In this section, we purpose a new way to ensemble these baseline models using a new reinforcement learning model. We train a new RL model called selection model that able to select the best baseline model given the current observation. The detailed structure is demonstrated in Fig. 6.
Fig 6. Ensemble using Reinforcement Learning.
In our following experiment, we trained several PPO models as our selection models that are able to select the best action from the baseline models. The action for our selection model is the weight we assigned to different baseline models. Given an observation, we will first pass this observation to the baseline models to generate the baseline actions. We will also pass the observation to our selection model and produce one selection action. The final action provide to the MetaDrive environments will be calculated as below.

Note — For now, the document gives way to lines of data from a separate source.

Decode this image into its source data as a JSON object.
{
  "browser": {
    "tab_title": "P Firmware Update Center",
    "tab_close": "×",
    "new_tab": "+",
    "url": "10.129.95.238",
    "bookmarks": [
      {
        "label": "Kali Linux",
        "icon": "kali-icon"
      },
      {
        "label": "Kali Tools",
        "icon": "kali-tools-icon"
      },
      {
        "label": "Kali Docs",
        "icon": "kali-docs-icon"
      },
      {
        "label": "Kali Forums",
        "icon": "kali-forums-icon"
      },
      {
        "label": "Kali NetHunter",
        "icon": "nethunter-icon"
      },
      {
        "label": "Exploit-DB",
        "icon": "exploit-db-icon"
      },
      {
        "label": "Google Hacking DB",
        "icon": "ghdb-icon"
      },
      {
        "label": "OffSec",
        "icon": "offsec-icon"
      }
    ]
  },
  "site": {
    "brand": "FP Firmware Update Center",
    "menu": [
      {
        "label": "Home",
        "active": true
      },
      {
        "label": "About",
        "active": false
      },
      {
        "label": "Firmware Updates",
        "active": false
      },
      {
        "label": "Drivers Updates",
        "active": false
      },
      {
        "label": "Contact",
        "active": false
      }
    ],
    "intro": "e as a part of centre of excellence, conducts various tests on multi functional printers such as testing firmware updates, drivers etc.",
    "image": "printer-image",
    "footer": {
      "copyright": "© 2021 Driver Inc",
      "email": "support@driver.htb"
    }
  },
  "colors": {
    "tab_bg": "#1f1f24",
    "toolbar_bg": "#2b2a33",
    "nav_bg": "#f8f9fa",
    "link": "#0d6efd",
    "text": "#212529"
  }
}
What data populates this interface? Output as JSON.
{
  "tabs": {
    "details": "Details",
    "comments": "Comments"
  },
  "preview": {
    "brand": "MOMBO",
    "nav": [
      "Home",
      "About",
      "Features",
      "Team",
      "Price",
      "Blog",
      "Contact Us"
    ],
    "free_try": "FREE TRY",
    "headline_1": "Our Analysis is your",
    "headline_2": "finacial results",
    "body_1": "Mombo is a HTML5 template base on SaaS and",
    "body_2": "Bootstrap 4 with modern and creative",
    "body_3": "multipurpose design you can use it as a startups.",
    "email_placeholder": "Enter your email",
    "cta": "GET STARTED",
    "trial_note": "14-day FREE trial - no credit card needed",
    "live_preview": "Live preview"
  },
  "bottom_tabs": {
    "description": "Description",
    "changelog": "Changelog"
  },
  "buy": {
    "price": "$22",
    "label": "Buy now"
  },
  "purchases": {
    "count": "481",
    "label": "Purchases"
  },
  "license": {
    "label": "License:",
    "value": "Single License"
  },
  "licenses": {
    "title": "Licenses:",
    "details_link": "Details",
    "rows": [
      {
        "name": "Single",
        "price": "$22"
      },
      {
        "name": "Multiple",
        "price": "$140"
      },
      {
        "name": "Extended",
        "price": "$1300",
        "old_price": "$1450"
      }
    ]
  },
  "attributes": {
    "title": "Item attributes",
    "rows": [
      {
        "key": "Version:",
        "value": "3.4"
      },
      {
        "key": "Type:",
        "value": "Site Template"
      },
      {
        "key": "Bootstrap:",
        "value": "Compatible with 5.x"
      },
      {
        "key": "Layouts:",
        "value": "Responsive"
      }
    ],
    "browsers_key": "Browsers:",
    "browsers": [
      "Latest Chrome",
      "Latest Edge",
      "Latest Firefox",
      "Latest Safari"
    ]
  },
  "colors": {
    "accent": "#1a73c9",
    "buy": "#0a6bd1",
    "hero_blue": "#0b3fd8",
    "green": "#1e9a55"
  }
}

\[a_{final} = \sum_{i=0}^N a_{select}[i] \times a_i\]for \(N\) baseline models, where \(a_{select}[i]\) is the weight for the \(i\)-th model we get from our selection model based on observation. \(a_i\) is the action produced by baseline model \(i\) based on observation.
In the following 3 sections, we trained 3 different selection models based on different baseline models.

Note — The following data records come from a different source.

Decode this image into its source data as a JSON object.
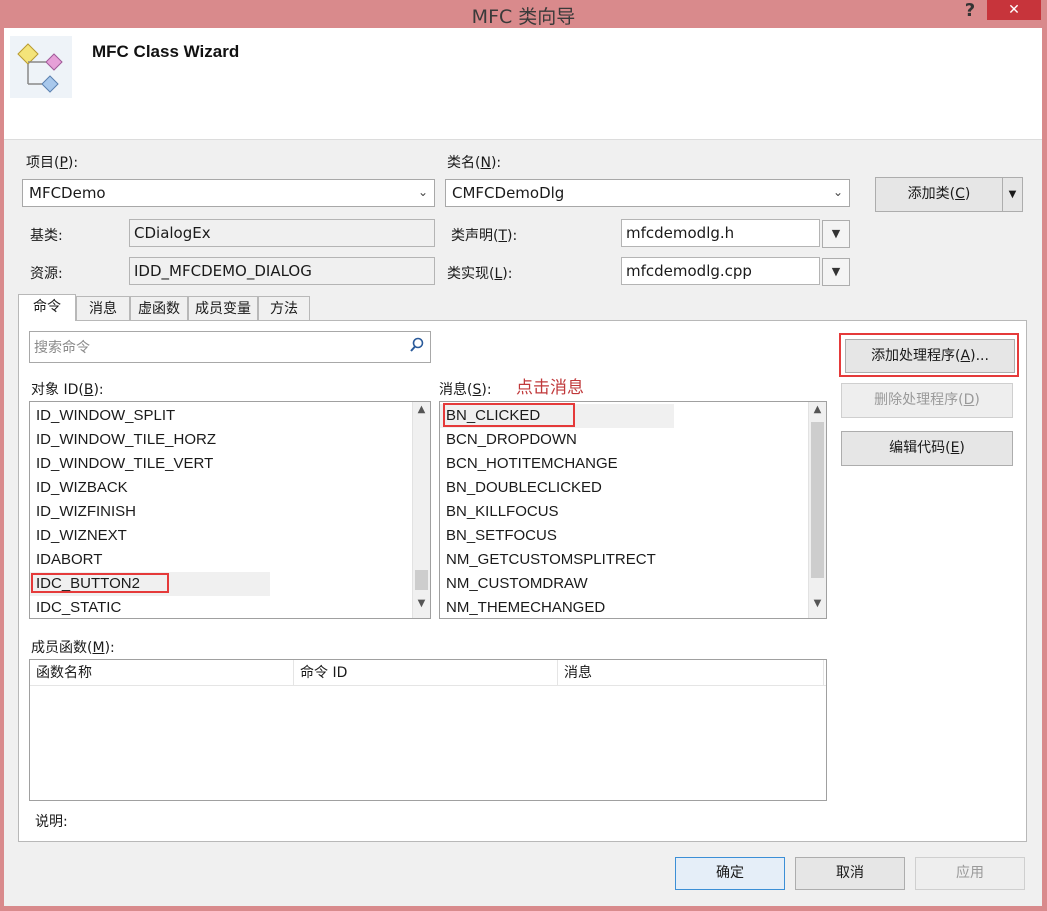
{
  "window": {
    "title": "MFC 类向导",
    "help": "?",
    "close": "✕"
  },
  "banner": {
    "title": "MFC Class Wizard"
  },
  "project": {
    "label_pre": "项目(",
    "label_key": "P",
    "label_post": "):",
    "value": "MFCDemo"
  },
  "classname": {
    "label_pre": "类名(",
    "label_key": "N",
    "label_post": "):",
    "value": "CMFCDemoDlg"
  },
  "add_class": {
    "label_pre": "添加类(",
    "label_key": "C",
    "label_post": ")"
  },
  "base_class": {
    "label": "基类:",
    "value": "CDialogEx"
  },
  "resource": {
    "label": "资源:",
    "value": "IDD_MFCDEMO_DIALOG"
  },
  "class_decl": {
    "label_pre": "类声明(",
    "label_key": "T",
    "label_post": "):",
    "value": "mfcdemodlg.h"
  },
  "class_impl": {
    "label_pre": "类实现(",
    "label_key": "L",
    "label_post": "):",
    "value": "mfcdemodlg.cpp"
  },
  "tabs": [
    {
      "label": "命令",
      "active": true
    },
    {
      "label": "消息"
    },
    {
      "label": "虚函数"
    },
    {
      "label": "成员变量"
    },
    {
      "label": "方法"
    }
  ],
  "search": {
    "placeholder": "搜索命令"
  },
  "object_ids": {
    "label_pre": "对象 ID(",
    "label_key": "B",
    "label_post": "):",
    "items": [
      "ID_WINDOW_SPLIT",
      "ID_WINDOW_TILE_HORZ",
      "ID_WINDOW_TILE_VERT",
      "ID_WIZBACK",
      "ID_WIZFINISH",
      "ID_WIZNEXT",
      "IDABORT",
      "IDC_BUTTON2",
      "IDC_STATIC"
    ],
    "selected": "IDC_BUTTON2"
  },
  "messages": {
    "label_pre": "消息(",
    "label_key": "S",
    "label_post": "):",
    "annotation": "点击消息",
    "items": [
      "BN_CLICKED",
      "BCN_DROPDOWN",
      "BCN_HOTITEMCHANGE",
      "BN_DOUBLECLICKED",
      "BN_KILLFOCUS",
      "BN_SETFOCUS",
      "NM_GETCUSTOMSPLITRECT",
      "NM_CUSTOMDRAW",
      "NM_THEMECHANGED"
    ],
    "selected": "BN_CLICKED"
  },
  "actions": {
    "add_handler": {
      "pre": "添加处理程序(",
      "key": "A",
      "post": ")..."
    },
    "delete_handler": {
      "pre": "删除处理程序(",
      "key": "D",
      "post": ")"
    },
    "edit_code": {
      "pre": "编辑代码(",
      "key": "E",
      "post": ")"
    }
  },
  "member_functions": {
    "label_pre": "成员函数(",
    "label_key": "M",
    "label_post": "):",
    "columns": [
      "函数名称",
      "命令 ID",
      "消息"
    ]
  },
  "description": {
    "label": "说明:"
  },
  "footer": {
    "ok": "确定",
    "cancel": "取消",
    "apply": "应用"
  },
  "colors": {
    "titlebar": "#d98a8c",
    "close": "#c7343b",
    "highlight": "#e53a3a"
  }
}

4.3.1 Ensemble Different Models
The first group of baseline models we choose are the PPO, TD3, and SAC model described in section 3. After training, we found our best training reward is around 350. And evaluation reward is 297.975.
Fig 7. Training Curve for Ensemble PPO, TD3, and SAC model.

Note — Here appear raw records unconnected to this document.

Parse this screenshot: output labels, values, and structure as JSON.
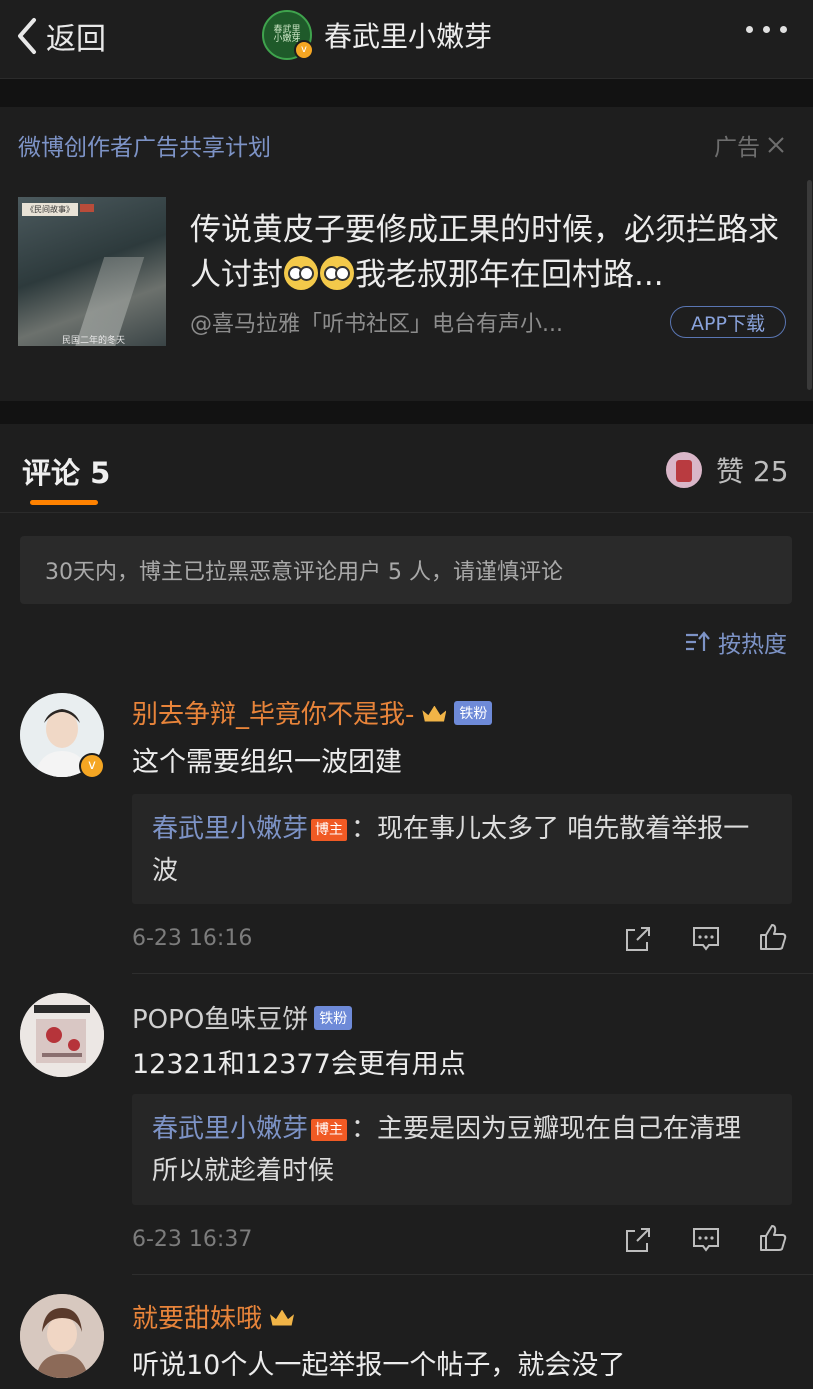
{
  "header": {
    "back_label": "返回",
    "title": "春武里小嫩芽",
    "avatar_text": "春武里\n小嫩芽"
  },
  "ad": {
    "header": "微博创作者广告共享计划",
    "tag": "广告",
    "title_part1": "传说黄皮子要修成正果的时候，必须拦路求人讨封",
    "title_part2": "我老叔那年在回村路...",
    "source": "@喜马拉雅「听书社区」电台有声小...",
    "button": "APP下载",
    "thumb_label": "《民间故事》",
    "thumb_caption": "民国二年的冬天"
  },
  "tabs": {
    "comments_label": "评论 5",
    "likes_label": "赞 25"
  },
  "notice": "30天内，博主已拉黑恶意评论用户 5 人，请谨慎评论",
  "sort_label": "按热度",
  "comments": [
    {
      "name": "别去争辩_毕竟你不是我-",
      "fan_badge": "铁粉",
      "text": "这个需要组织一波团建",
      "reply_name": "春武里小嫩芽",
      "reply_badge": "博主",
      "reply_text": "：现在事儿太多了 咱先散着举报一波",
      "time": "6-23 16:16"
    },
    {
      "name": "POPO鱼味豆饼",
      "fan_badge": "铁粉",
      "text": "12321和12377会更有用点",
      "reply_name": "春武里小嫩芽",
      "reply_badge": "博主",
      "reply_text": "：主要是因为豆瓣现在自己在清理 所以就趁着时候",
      "time": "6-23 16:37"
    },
    {
      "name": "就要甜妹哦",
      "text": "听说10个人一起举报一个帖子，就会没了"
    }
  ],
  "colors": {
    "background": "#1e1e1e",
    "username_orange": "#e8843a",
    "link_blue": "#7d93c6",
    "accent": "#ff8200",
    "bozhu_badge": "#f05a24"
  }
}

Also notice from the training curve, we found that we are able to achieve very high reward in very few iteration.
Fig 8. Evaluation Result for PPO Ensemble Model.
We also visualize the weight for each model on one of our evaluation environments and find that if the baseline model able to achieve higher reward, the ensembled model are more likely to select it. eg. we seldom see PPO baseline model have a very high weight.
4.3.2 Ensemble Different PPO Models Trained on Different Senarios
Besides let our selection model to select on models trained on different methods. We also tried train models with different specializations. In this section, we trained 3 modeled using PPO, and each model are focusing on one specific senarios.
The first model we trained as baseline is a PPO model trained on environment that only contains straight road. The training curve for this model is showed below and the evaluation episodic reward is 87.356.
Fig 9. Evaluation Result for PPO Ensemble Model.
The second model we trained as baseline is a PPO model trained on environment that only contains intersections. The training curve for this model is showed below and the evaluation episodic reward is 143.737.
Fig 10. Training Curve for a PPO on Intersection Road Environments.
The third model we trained as baseline is a PPO model trained on environment that only contains Circular and Roundabouts. The training curve for this model is showed below and the evaluation episodic reward is 216.100.
Fig 11. Training Curve for a PPO on Circular and Roundabouts Road Environments.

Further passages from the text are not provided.